Research indicates child sexual abuse (CSA) has long-term consequences that may affect future marital functioning. Some studies have used multiple indicators "to obtain detailed information about the nature and correlates of CSA"; while others "have employed single item indicators in an effort to...respect and protect participants' privacy and wellbeing" (p. 694). This study compared the usefulness of single and multiple-indicator measures using a well-supported mediational model that associated CSA with marital satisfaction (assessed through measures of attachment representations and psychological distress). The authors hypothesized that the multiple-indicator approach would more strongly predict future marital satisfaction.

The sample of 1,092 French Canadian participants was recruited voluntarily through media advertisements and randomized telephone calls and included men (516) and women (574) in cohabiting or marital relationships who had lived together for a minimum of 6 months. Independent of their partners, participants completed questionnaires including: 1) a single-item measure exploring the presence or absence of CSA, and 2) a multiple-indicator measure including items "relating to level of force, relationship with perpetrator, number of abusive experiences, and nature of assault" (p. 695) and, 3) psychosocial measures of attachment, psychological distress, and dyadic adjustment. Of the 13% of participants who reported CSA, 40% reported one instance of abuse and 60% indicated more than one instance; approximately half of the perpetrators were extrafamilial.

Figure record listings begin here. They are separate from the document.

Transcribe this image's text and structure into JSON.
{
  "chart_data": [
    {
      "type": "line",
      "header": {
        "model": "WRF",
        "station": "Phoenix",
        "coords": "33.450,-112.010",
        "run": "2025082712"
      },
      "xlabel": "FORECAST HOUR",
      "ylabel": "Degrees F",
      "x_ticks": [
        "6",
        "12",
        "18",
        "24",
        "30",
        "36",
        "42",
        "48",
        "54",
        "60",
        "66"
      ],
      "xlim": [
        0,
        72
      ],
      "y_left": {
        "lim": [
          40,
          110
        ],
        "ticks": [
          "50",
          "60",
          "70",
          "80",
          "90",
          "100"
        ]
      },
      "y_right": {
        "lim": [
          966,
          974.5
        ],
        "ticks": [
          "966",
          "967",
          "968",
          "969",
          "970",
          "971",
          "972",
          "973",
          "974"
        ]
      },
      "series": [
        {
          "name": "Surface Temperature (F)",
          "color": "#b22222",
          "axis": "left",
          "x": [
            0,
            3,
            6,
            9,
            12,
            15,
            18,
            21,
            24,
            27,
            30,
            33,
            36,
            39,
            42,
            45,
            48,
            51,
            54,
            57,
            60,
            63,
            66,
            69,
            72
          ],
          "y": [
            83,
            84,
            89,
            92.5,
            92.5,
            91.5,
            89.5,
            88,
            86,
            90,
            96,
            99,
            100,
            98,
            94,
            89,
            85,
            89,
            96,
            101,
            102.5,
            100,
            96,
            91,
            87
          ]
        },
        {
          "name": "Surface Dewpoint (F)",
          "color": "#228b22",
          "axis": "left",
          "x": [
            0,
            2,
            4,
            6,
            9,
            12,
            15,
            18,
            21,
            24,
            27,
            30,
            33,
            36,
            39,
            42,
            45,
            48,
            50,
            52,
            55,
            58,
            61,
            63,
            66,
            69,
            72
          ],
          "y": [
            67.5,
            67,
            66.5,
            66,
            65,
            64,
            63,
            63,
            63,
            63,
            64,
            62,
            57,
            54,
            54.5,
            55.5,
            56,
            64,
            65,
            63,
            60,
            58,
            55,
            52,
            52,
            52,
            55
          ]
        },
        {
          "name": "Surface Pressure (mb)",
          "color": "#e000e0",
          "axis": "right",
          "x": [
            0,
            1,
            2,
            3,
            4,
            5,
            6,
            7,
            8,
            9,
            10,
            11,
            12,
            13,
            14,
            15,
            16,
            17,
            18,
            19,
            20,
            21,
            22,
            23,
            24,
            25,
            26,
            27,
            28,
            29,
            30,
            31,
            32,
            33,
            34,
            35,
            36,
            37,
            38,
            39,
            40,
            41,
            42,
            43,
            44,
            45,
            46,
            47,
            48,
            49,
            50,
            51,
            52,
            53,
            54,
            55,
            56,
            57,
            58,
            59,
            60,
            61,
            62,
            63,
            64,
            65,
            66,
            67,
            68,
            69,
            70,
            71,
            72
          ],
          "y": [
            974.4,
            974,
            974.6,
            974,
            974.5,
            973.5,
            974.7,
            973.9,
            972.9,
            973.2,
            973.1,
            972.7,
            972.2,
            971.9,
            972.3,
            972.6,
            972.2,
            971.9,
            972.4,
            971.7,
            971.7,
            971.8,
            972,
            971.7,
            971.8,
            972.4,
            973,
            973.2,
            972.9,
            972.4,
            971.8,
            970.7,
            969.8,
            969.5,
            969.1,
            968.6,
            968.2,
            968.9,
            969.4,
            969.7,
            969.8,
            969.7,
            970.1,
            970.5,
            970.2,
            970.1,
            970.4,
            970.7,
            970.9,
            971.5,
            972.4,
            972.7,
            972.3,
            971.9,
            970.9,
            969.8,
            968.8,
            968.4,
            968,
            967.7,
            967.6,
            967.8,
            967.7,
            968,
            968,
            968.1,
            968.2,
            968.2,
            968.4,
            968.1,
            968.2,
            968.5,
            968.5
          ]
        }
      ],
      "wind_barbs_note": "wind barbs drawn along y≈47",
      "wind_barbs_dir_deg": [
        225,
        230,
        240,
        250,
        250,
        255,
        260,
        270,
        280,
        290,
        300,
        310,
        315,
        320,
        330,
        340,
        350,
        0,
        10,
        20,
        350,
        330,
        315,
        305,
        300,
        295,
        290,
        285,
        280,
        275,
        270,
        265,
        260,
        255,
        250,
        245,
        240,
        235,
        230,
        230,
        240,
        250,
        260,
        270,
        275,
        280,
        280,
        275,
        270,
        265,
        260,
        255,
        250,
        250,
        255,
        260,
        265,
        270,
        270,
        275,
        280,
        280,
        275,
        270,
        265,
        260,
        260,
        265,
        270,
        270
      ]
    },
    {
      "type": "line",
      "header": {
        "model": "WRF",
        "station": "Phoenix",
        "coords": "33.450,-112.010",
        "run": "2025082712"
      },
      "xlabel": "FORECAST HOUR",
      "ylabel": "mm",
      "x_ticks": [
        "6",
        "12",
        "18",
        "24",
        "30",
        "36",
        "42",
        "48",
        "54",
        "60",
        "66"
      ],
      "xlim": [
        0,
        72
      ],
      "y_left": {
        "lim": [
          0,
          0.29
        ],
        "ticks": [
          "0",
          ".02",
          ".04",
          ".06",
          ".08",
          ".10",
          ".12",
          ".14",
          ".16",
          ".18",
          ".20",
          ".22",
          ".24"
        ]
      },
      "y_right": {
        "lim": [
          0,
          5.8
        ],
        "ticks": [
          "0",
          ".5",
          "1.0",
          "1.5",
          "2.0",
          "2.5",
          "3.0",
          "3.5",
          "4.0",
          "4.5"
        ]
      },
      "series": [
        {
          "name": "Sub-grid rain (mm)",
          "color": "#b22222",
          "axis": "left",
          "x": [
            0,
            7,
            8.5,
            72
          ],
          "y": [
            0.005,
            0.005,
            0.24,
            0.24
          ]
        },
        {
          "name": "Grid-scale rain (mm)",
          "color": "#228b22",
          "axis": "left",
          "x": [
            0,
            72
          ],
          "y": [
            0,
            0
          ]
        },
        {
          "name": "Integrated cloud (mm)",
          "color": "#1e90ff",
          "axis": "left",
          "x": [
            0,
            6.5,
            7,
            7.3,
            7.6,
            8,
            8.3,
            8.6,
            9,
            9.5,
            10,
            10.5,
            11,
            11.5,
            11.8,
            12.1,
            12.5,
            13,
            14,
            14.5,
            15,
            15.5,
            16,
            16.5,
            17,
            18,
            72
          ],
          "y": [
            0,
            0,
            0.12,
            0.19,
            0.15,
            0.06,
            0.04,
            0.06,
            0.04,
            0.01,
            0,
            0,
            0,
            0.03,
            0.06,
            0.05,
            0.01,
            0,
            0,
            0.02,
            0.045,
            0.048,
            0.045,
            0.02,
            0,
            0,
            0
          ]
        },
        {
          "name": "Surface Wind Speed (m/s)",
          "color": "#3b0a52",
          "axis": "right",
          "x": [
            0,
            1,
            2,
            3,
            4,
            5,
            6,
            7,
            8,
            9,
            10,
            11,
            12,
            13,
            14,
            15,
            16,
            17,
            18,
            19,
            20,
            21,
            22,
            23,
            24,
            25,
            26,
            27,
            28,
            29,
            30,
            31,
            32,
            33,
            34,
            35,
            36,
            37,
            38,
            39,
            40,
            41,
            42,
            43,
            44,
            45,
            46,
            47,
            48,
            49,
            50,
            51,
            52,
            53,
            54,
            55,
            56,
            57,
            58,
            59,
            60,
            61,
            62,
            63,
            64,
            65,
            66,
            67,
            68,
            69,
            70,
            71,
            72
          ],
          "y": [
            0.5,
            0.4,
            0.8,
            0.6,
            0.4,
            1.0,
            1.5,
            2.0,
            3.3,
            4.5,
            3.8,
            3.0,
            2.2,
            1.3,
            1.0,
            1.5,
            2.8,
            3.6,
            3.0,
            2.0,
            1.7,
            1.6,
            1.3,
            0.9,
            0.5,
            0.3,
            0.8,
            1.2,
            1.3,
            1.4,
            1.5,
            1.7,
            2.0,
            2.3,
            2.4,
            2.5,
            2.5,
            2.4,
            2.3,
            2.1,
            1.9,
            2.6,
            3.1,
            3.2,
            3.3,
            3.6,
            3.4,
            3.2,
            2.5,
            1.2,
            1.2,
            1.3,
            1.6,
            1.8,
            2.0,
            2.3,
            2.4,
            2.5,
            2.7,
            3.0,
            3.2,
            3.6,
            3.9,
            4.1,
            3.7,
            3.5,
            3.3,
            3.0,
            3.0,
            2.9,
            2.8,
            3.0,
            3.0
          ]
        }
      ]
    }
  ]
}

Analyses of the single and multiple indicator models were conducted using structural equation modeling. Results did not support the original hypothesis; instead they demonstrated that, for research purposes, the simple presence of CSA provided sufficient information to predict the relationship between CSA and marital functioning through attachment representations and psychological distress. The authors suggest future research should separately examine indicators of CSA to better understand the correlation with future marital functioning.